POLITICS

Barrage of government reports on Muskrat Falls should be reviewed: critics

11/01/2012 12:51 EDT | Updated 01/01/2013 05:12 EST
ST. JOHN'S, N.L. - A flurry of government commissioned reports supporting the proposed $7.4 billion Muskrat Falls hydro project in Labrador should be reviewed by an independent regulator, critics say.

"Who is to scrutinize these reports on behalf of the people of the province?" asked St. John's lawyer Dennis Browne, a member of the 2041 Group that includes Muskrat Falls skeptics of all political stripes.

"The public is not being safeguarded in any way."

Browne was responding to a barrage of documents released this week by the province in favour of the development. They come as preparation work at the Labrador site continues apace even though the project has not been officially approved.

Crown corporation Nalcor Energy and private utility Emera (TSX:EMA) of Nova Scotia plan to bring power from Labrador's lower Churchill River to Newfoundland and Nova Scotia using subsea cables.

Premier Kathy Dunderdale says Muskrat Falls is the best option for meeting future energy needs even though estimated costs are up to $7.4 billion since the project was announced two years ago at $6.2 billion.

Her majority Progressive Conservative government is expected to formally approve the development in the coming weeks.

Preliminary work to build a road and construction camp for the development has already begun, and Nalcor announced Thursday that excavation will start before year's end.

The latest report in favour of Muskrat Falls came Thursday from Ziff Energy Group of Calgary, which said reliance on natural gas for future energy needs would cost far more than Muskrat Falls.

Natural Resources Minister Jerome Kennedy said the province spent $74,000 for the Ziff report plus $60,700 for a report by Manitoba Hydro International (MHI) that wrote off wind power as too expensive, and $245,000 on another MHI report released Tuesday. It found that Muskrat Falls would cost $2.4 billion less over 50 years than if Newfoundland relies on its oil-burning plant in Holyrood and other power sources.

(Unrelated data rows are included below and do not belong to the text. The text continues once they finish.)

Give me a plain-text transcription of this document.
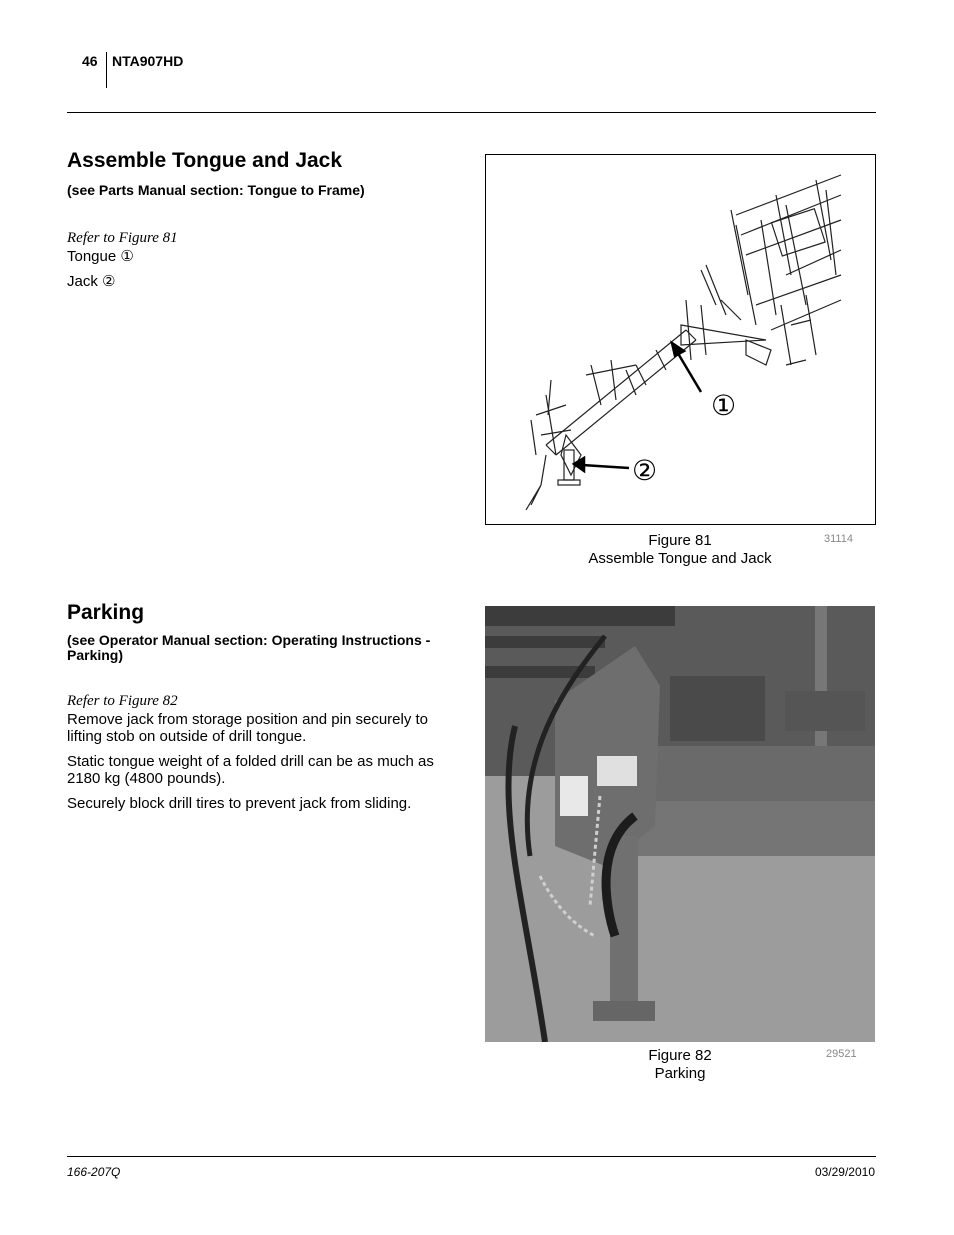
46 NTA907HD
Assemble Tongue and Jack
(see Parts Manual section: Tongue to Frame)
Refer to Figure 81
Tongue ①
Jack ②
①
②
Figure 81
Assemble Tongue and Jack
31114
Parking
(see Operator Manual section: Operating Instructions -
Parking)
Refer to Figure 82
Remove jack from storage position and pin securely to
lifting stob on outside of drill tongue.
Static tongue weight of a folded drill can be as much as
2180 kg (4800 pounds).
Securely block drill tires to prevent jack from sliding.
Figure 82
Parking
29521
166-207Q	03/29/2010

Kennedy dismissed as cynicism calls for more independent regulatory review. Consultants were hired by the province to give expert opinion that should not be diminished because the province paid for it, he told a news conference.

"I don't think that's a fair criticism to attach to people because they're paid for their work," he said.

"At the end of the day, the only independent report that would seem to satisfy the critics is one which would say that Muskrat Falls is not a good option. And, quite frankly, I haven't seen those."

The government commissioned Ziff to study the options of piping natural gas from offshore oil sites and importing liquefied natural gas to power a power plant at Holyrood, N.L.

It concludes that a subsea pipeline would be at risk from icebergs, and that new wells and equipment required offshore plus onshore infrastructure would cost $4.1 billion more than Muskrat Falls over 50 years.

Buying liquefied natural gas for a small island on competitive world markets would cost at least $2.3 billion more than Muskrat Falls, it says.

The government released the arm's length report in response to critics who said it had not fully explored other power generation options.

Browne says the government is relying on reports that are not the independent work of regulators working solely in the public's interest.

He said the latest numbers on Muskrat Falls must go before a transparent regulatory process such as a related review planned at the Nova Scotia Utility and Review Board.

Without such scrutiny, Browne says Newfoundland and Labrador ratepayers are not getting adequate oversight of a deal that will bind electricity consumers for 50 years.

Members of the 2041 Group — and a long list of former politicians and public servants including former Tory premier Brian Peckford — say Muskrat Falls is a high-risk venture that relies on public funds. They have urged the province to consider incremental projects or other options to meet power needs.

Browne said the Dunderdale government has shrugged off reports from both the Public Utilities Board and a joint federal-provincial environmental review panel that Muskrat Falls has not been proven to be a least-cost or even necessary option.

The 2041 Group name refers to the year that the province's contentious Upper Churchill power deal with Quebec comes to an end. The 1969 agreement to ship power from Labrador to Quebec for sale did not reflect rising energy values and has reaped about $20 billion in profits for Quebec, versus $1 billion for Newfoundland and Labrador.

Gordon Weil, former director of the Maine energy office who led the national group of state energy agencies, recently wrote a paper entitled "The Muskrat Falls Hydro Project: Opportunities and Risks."

In it, he called for greater oversight.

"Nalcor is part utility, serving as the principal supplier of power in the province. The relationship of any utility to its customers should be regulated. The opinion of one outside expert like Manitoba Hydro International is not a substitute for that oversight and does not offer customers enough protection."

Dunderdale brushed off Weil's report, saying it was written for the Atlantic Institute for Market Studies which she described as right-wing.